Adaptive Prompt Elicitation for Text-to-Image Generation
This addresses the challenge for general users who struggle with ambiguous inputs and model idiosyncrasies in text-to-image generation, offering an incremental improvement to the existing prompt-based interaction paradigm.
The paper tackles the problem of aligning text-to-image generation with user intent by proposing Adaptive Prompt Elicitation (APE), which uses visual queries to help users refine prompts, resulting in 19.8% higher alignment without increasing workload.

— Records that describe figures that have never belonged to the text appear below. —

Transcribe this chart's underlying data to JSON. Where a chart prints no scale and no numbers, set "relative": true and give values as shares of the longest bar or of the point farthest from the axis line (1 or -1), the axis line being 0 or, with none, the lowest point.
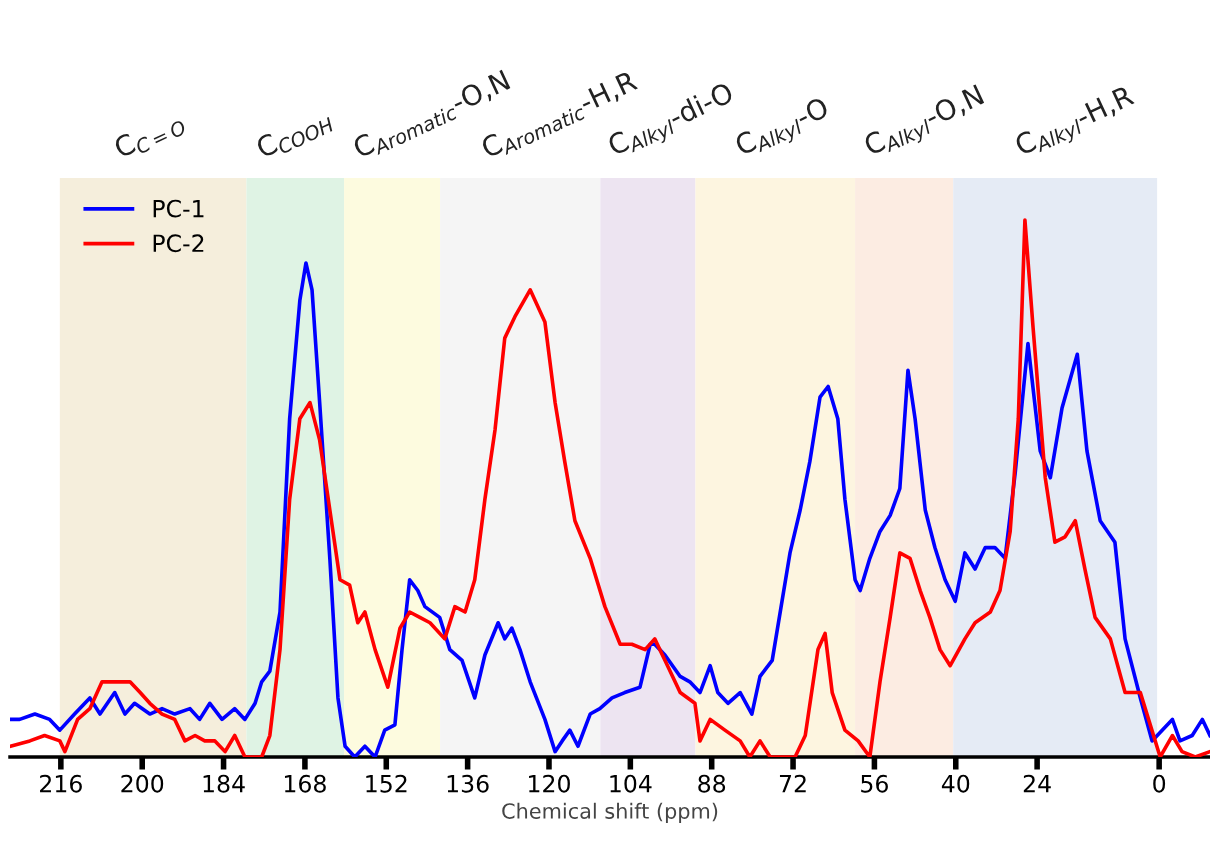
{
  "chart_data": {
    "type": "line",
    "xlabel": "Chemical shift (ppm)",
    "relative": true,
    "legend": "top left",
    "grid": false,
    "marker": "none",
    "line_style": "solid",
    "xlim": [
      226,
      -10
    ],
    "xticks": [
      216,
      200,
      184,
      168,
      152,
      136,
      120,
      104,
      88,
      72,
      56,
      40,
      24,
      0
    ],
    "bands": [
      {
        "axis": "x",
        "from": 216.2,
        "to": 179.5,
        "label": "C$_{C=O}$",
        "color": "#f5eedc"
      },
      {
        "axis": "x",
        "from": 179.5,
        "to": 160.3,
        "label": "C$_{COOH}$",
        "color": "#dff3e4"
      },
      {
        "axis": "x",
        "from": 160.3,
        "to": 141.4,
        "label": "C$_{Aromatic}$-O,N",
        "color": "#fdfbdf"
      },
      {
        "axis": "x",
        "from": 141.4,
        "to": 109.9,
        "label": "C$_{Aromatic}$-H,R",
        "color": "#f5f5f5"
      },
      {
        "axis": "x",
        "from": 109.9,
        "to": 91.2,
        "label": "C$_{Alkyl}$-di-O",
        "color": "#ede4f1"
      },
      {
        "axis": "x",
        "from": 91.2,
        "to": 59.8,
        "label": "C$_{Alkyl}$-O",
        "color": "#fdf5e0"
      },
      {
        "axis": "x",
        "from": 59.8,
        "to": 40.5,
        "label": "C$_{Alkyl}$-O,N",
        "color": "#fcece2"
      },
      {
        "axis": "x",
        "from": 40.5,
        "to": 0.4,
        "label": "C$_{Alkyl}$-H,R",
        "color": "#e5ebf5"
      }
    ],
    "series": [
      {
        "name": "PC-1",
        "color": "#0000ff",
        "x": [
          226.0,
          224.1,
          221.1,
          218.2,
          216.2,
          213.3,
          210.3,
          208.3,
          205.4,
          203.4,
          201.5,
          198.5,
          196.1,
          193.6,
          190.6,
          188.7,
          186.7,
          184.3,
          181.8,
          179.8,
          177.8,
          176.5,
          174.9,
          172.9,
          171.0,
          169.0,
          167.8,
          166.6,
          165.1,
          163.1,
          161.5,
          160.1,
          158.2,
          156.2,
          154.2,
          152.3,
          150.3,
          148.9,
          147.4,
          145.8,
          144.4,
          141.5,
          139.5,
          137.1,
          134.6,
          132.6,
          130.0,
          128.7,
          127.3,
          125.7,
          123.7,
          120.8,
          118.8,
          117.4,
          115.9,
          114.3,
          111.9,
          110.0,
          107.6,
          105.1,
          102.1,
          100.1,
          99.2,
          97.2,
          94.2,
          92.3,
          90.3,
          88.3,
          86.8,
          84.8,
          82.4,
          80.1,
          78.5,
          76.1,
          72.6,
          70.6,
          68.7,
          66.7,
          65.1,
          63.2,
          61.8,
          59.8,
          58.8,
          56.9,
          54.9,
          52.9,
          51.0,
          49.4,
          48.0,
          46.0,
          44.1,
          42.1,
          40.1,
          38.2,
          36.2,
          34.2,
          32.3,
          30.3,
          28.3,
          25.8,
          23.4,
          21.4,
          19.1,
          16.1,
          14.2,
          11.6,
          8.7,
          6.7,
          3.7,
          1.4,
          -0.6,
          -2.6,
          -4.1,
          -6.5,
          -8.5,
          -10.0
        ],
        "values": [
          0.07,
          0.07,
          0.08,
          0.07,
          0.05,
          0.08,
          0.11,
          0.08,
          0.12,
          0.08,
          0.1,
          0.08,
          0.09,
          0.08,
          0.09,
          0.07,
          0.1,
          0.07,
          0.09,
          0.07,
          0.1,
          0.14,
          0.16,
          0.27,
          0.63,
          0.85,
          0.92,
          0.87,
          0.66,
          0.37,
          0.11,
          0.02,
          0.0,
          0.02,
          0.0,
          0.05,
          0.06,
          0.2,
          0.33,
          0.31,
          0.28,
          0.26,
          0.2,
          0.18,
          0.11,
          0.19,
          0.25,
          0.22,
          0.24,
          0.2,
          0.14,
          0.07,
          0.01,
          0.03,
          0.05,
          0.02,
          0.08,
          0.09,
          0.11,
          0.12,
          0.13,
          0.21,
          0.21,
          0.19,
          0.15,
          0.14,
          0.12,
          0.17,
          0.12,
          0.1,
          0.12,
          0.08,
          0.15,
          0.18,
          0.38,
          0.46,
          0.55,
          0.67,
          0.69,
          0.63,
          0.48,
          0.33,
          0.31,
          0.37,
          0.42,
          0.45,
          0.5,
          0.72,
          0.63,
          0.46,
          0.39,
          0.33,
          0.29,
          0.38,
          0.35,
          0.39,
          0.39,
          0.37,
          0.53,
          0.77,
          0.57,
          0.52,
          0.65,
          0.75,
          0.57,
          0.44,
          0.4,
          0.22,
          0.11,
          0.03,
          0.05,
          0.07,
          0.03,
          0.04,
          0.07,
          0.04
        ]
      },
      {
        "name": "PC-2",
        "color": "#ff0000",
        "x": [
          226.0,
          222.1,
          219.2,
          216.2,
          215.2,
          212.7,
          210.3,
          207.9,
          206.0,
          204.4,
          202.4,
          200.4,
          198.5,
          196.1,
          193.6,
          191.6,
          189.6,
          187.7,
          185.7,
          183.7,
          181.8,
          179.8,
          176.5,
          174.9,
          172.9,
          171.0,
          169.0,
          167.0,
          165.1,
          163.1,
          161.1,
          159.2,
          157.6,
          156.2,
          154.2,
          151.7,
          149.3,
          147.4,
          145.4,
          143.4,
          140.5,
          138.5,
          136.5,
          134.6,
          132.6,
          130.6,
          128.7,
          126.7,
          123.7,
          120.8,
          118.8,
          116.9,
          114.9,
          111.9,
          109.0,
          106.0,
          103.7,
          101.1,
          99.2,
          97.2,
          94.2,
          91.3,
          90.3,
          88.3,
          85.4,
          82.4,
          80.5,
          78.5,
          76.5,
          73.6,
          71.6,
          69.6,
          67.1,
          65.7,
          64.3,
          61.8,
          59.2,
          56.9,
          54.9,
          52.9,
          51.0,
          49.0,
          47.0,
          45.1,
          43.1,
          41.1,
          38.2,
          36.2,
          33.2,
          31.3,
          29.3,
          27.7,
          26.4,
          24.8,
          22.4,
          20.5,
          18.5,
          16.5,
          14.6,
          12.6,
          9.6,
          6.7,
          3.7,
          -0.2,
          -2.6,
          -4.5,
          -7.1,
          -10.0
        ],
        "values": [
          0.02,
          0.03,
          0.04,
          0.03,
          0.01,
          0.07,
          0.09,
          0.14,
          0.14,
          0.14,
          0.14,
          0.12,
          0.1,
          0.08,
          0.07,
          0.03,
          0.04,
          0.03,
          0.03,
          0.01,
          0.04,
          0.0,
          0.0,
          0.04,
          0.2,
          0.48,
          0.63,
          0.66,
          0.59,
          0.46,
          0.33,
          0.32,
          0.25,
          0.27,
          0.2,
          0.13,
          0.24,
          0.27,
          0.26,
          0.25,
          0.22,
          0.28,
          0.27,
          0.33,
          0.48,
          0.61,
          0.78,
          0.82,
          0.87,
          0.81,
          0.66,
          0.55,
          0.44,
          0.37,
          0.28,
          0.21,
          0.21,
          0.2,
          0.22,
          0.18,
          0.12,
          0.1,
          0.03,
          0.07,
          0.05,
          0.03,
          0.0,
          0.03,
          0.0,
          0.0,
          0.0,
          0.04,
          0.2,
          0.23,
          0.12,
          0.05,
          0.03,
          0.0,
          0.14,
          0.26,
          0.38,
          0.37,
          0.31,
          0.26,
          0.2,
          0.17,
          0.22,
          0.25,
          0.27,
          0.31,
          0.42,
          0.63,
          1.0,
          0.8,
          0.52,
          0.4,
          0.41,
          0.44,
          0.35,
          0.26,
          0.22,
          0.12,
          0.12,
          0.0,
          0.04,
          0.01,
          0.0,
          0.01
        ]
      }
    ]
  }
}
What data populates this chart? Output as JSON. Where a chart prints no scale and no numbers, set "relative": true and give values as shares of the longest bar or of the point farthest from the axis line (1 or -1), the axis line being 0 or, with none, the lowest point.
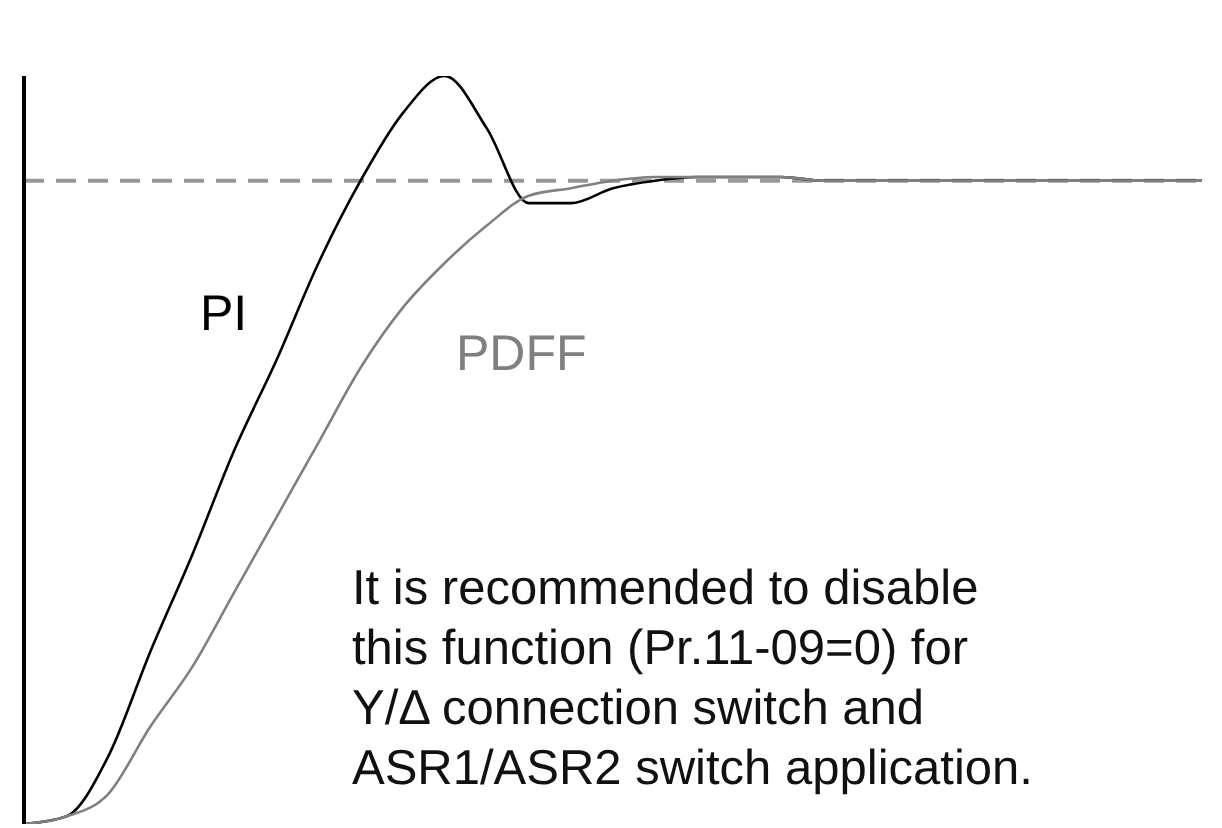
{
  "chart_data": {
    "type": "line",
    "relative": true,
    "categories": [
      null,
      null,
      null,
      null,
      null,
      null,
      null,
      null,
      null,
      null,
      null,
      null,
      null,
      null,
      null,
      null,
      null,
      null,
      null,
      null,
      null,
      null,
      null,
      null,
      null,
      null,
      null,
      null,
      null
    ],
    "series": [
      {
        "name": "PI",
        "color": "#000000",
        "values": [
          0,
          0.01,
          0.09,
          0.23,
          0.36,
          0.5,
          0.62,
          0.75,
          0.86,
          0.95,
          1,
          0.93,
          0.83,
          0.83,
          0.85,
          0.86,
          0.865,
          0.865,
          0.865,
          0.86,
          0.86,
          0.86,
          0.86,
          0.86,
          0.86,
          0.86,
          0.86,
          0.86,
          0.86
        ]
      },
      {
        "name": "PDFF",
        "color": "#808080",
        "values": [
          0,
          0.01,
          0.04,
          0.13,
          0.21,
          0.31,
          0.41,
          0.51,
          0.61,
          0.69,
          0.75,
          0.8,
          0.84,
          0.85,
          0.86,
          0.865,
          0.865,
          0.865,
          0.865,
          0.86,
          0.86,
          0.86,
          0.86,
          0.86,
          0.86,
          0.86,
          0.86,
          0.86,
          0.86
        ]
      }
    ],
    "ref_lines": [
      {
        "axis": "y",
        "value": 0.86,
        "color": "#999999",
        "line_style": "dashed"
      }
    ],
    "annotations": [
      "It is recommended to disable\nthis function (Pr.11-09=0) for\nY/Δ connection switch and\nASR1/ASR2 switch application."
    ],
    "marker": "none"
  }
}
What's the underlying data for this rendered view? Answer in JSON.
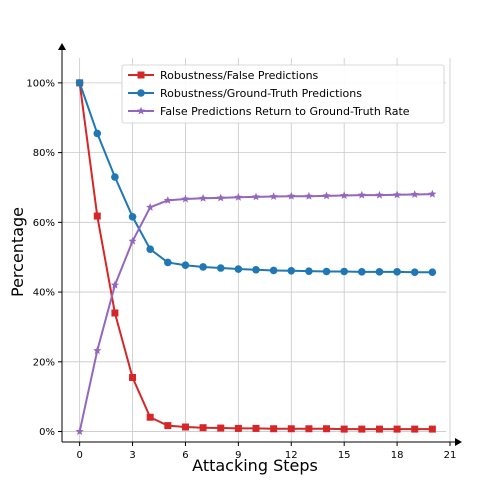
{
  "chart_data": {
    "type": "line",
    "title": "",
    "xlabel": "Attacking Steps",
    "ylabel": "Percentage",
    "xlim": [
      -1,
      21
    ],
    "ylim": [
      -3,
      110
    ],
    "xticks": [
      0,
      3,
      6,
      9,
      12,
      15,
      18,
      21
    ],
    "yticks": [
      0,
      20,
      40,
      60,
      80,
      100
    ],
    "ytick_suffix": "%",
    "grid": true,
    "legend_position": "top-right",
    "x": [
      0,
      1,
      2,
      3,
      4,
      5,
      6,
      7,
      8,
      9,
      10,
      11,
      12,
      13,
      14,
      15,
      16,
      17,
      18,
      19,
      20
    ],
    "series": [
      {
        "name": "Robustness/False Predictions",
        "color": "#d62728",
        "marker": "square",
        "values": [
          100,
          61.8,
          34,
          15.5,
          4.1,
          1.7,
          1.3,
          1.1,
          1.0,
          0.9,
          0.9,
          0.8,
          0.8,
          0.8,
          0.8,
          0.7,
          0.7,
          0.7,
          0.7,
          0.7,
          0.7
        ]
      },
      {
        "name": "Robustness/Ground-Truth Predictions",
        "color": "#1f77b4",
        "marker": "circle",
        "values": [
          100,
          85.5,
          73,
          61.6,
          52.3,
          48.5,
          47.7,
          47.2,
          46.9,
          46.6,
          46.4,
          46.2,
          46.1,
          46.0,
          45.9,
          45.9,
          45.8,
          45.8,
          45.8,
          45.7,
          45.7
        ]
      },
      {
        "name": "False Predictions Return to Ground-Truth Rate",
        "color": "#9467bd",
        "marker": "star",
        "values": [
          0,
          23.2,
          42,
          54.6,
          64.3,
          66.3,
          66.7,
          66.9,
          67.0,
          67.2,
          67.3,
          67.4,
          67.5,
          67.5,
          67.6,
          67.7,
          67.8,
          67.8,
          67.9,
          68.0,
          68.1
        ]
      }
    ]
  }
}
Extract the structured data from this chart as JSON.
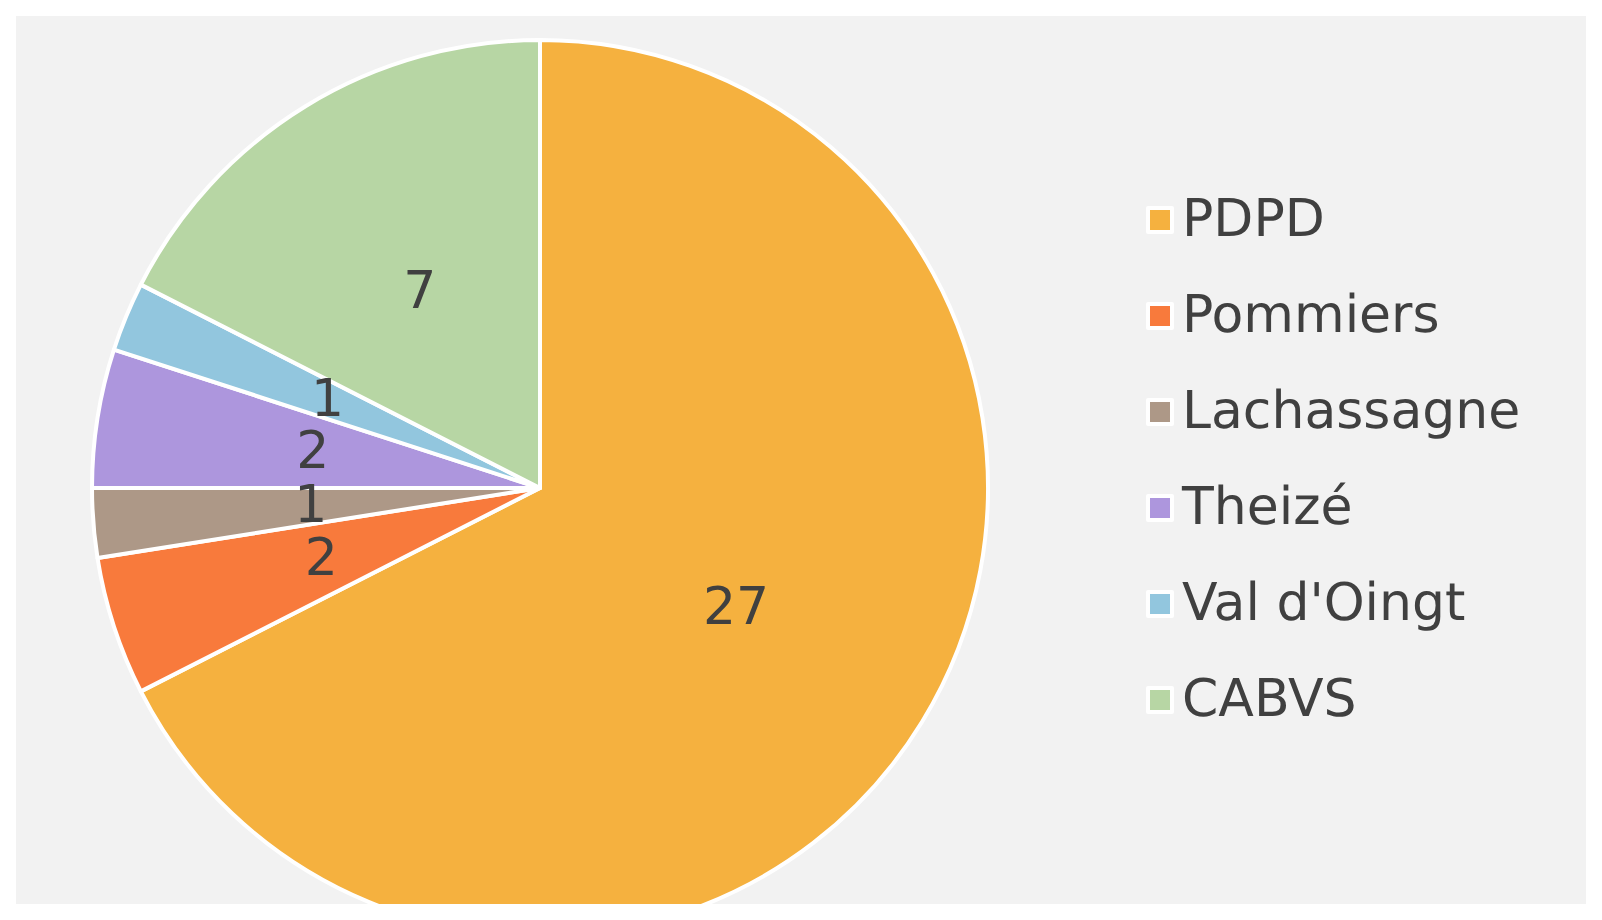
{
  "chart_data": {
    "type": "pie",
    "categories": [
      "PDPD",
      "Pommiers",
      "Lachassagne",
      "Theizé",
      "Val d'Oingt",
      "CABVS"
    ],
    "values": [
      27,
      2,
      1,
      2,
      1,
      7
    ],
    "colors": [
      "#f5b13f",
      "#f87a3c",
      "#ad9887",
      "#ad96dd",
      "#92c6de",
      "#b7d6a4"
    ],
    "data_labels": true,
    "legend": "right"
  }
}
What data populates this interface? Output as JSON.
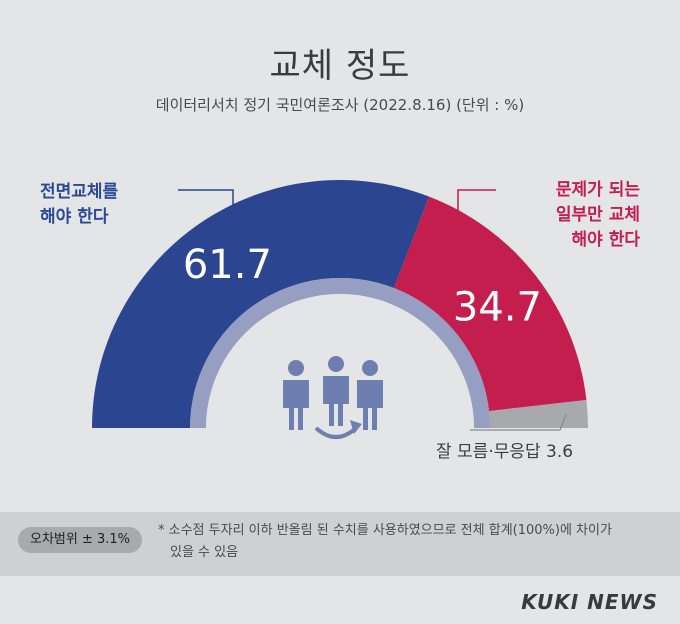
{
  "header": {
    "title": "교체 정도",
    "subtitle": "데이터리서치 정기 국민여론조사 (2022.8.16)  (단위 : %)"
  },
  "labels": {
    "full": [
      "전면교체를",
      "해야 한다"
    ],
    "partial": [
      "문제가 되는",
      "일부만 교체",
      "해야 한다"
    ],
    "unknown": "잘 모름·무응답 3.6"
  },
  "footer": {
    "margin_of_error": "오차범위 ± 3.1%",
    "note_line1": "* 소수점 두자리 이하 반올림 된 수치를 사용하였으므로 전체 합계(100%)에 차이가",
    "note_line2": "있을 수 있음",
    "brand": "KUKI NEWS"
  },
  "colors": {
    "full": "#2b4591",
    "partial": "#c31e4e",
    "unknown": "#a8a9ac",
    "inner_ring": "#8d96bd",
    "figure": "#6d7fb0"
  },
  "chart_data": {
    "type": "pie",
    "shape": "half-donut",
    "title": "교체 정도",
    "slices": [
      {
        "label": "전면교체를 해야 한다",
        "value": 61.7
      },
      {
        "label": "문제가 되는 일부만 교체 해야 한다",
        "value": 34.7
      },
      {
        "label": "잘 모름·무응답",
        "value": 3.6
      }
    ],
    "unit": "%"
  }
}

Aligning text-to-image generation with user intent remains challenging, for users who provide ambiguous inputs and struggle with model idiosyncrasies. We propose Adaptive Prompt Elicitation (APE), a technique that adaptively asks visual queries to help users refine prompts without extensive writing. Our technical contribution is a formulation of interactive intent inference under an information-theoretic framework. APE represents latent intent as interpretable feature requirements using language model priors, adaptively generates visual queries, and compiles elicited requirements into effective prompts. Evaluation on IDEA-Bench and DesignBench shows that APE achieves stronger alignment with improved efficiency. A user study with challenging user-defined tasks demonstrates 19.8% higher alignment without workload overhead. Our work contributes a principled approach to prompting that, for general users, offers an effective and efficient complement to the prevailing prompt-based interaction paradigm with text-to-image models.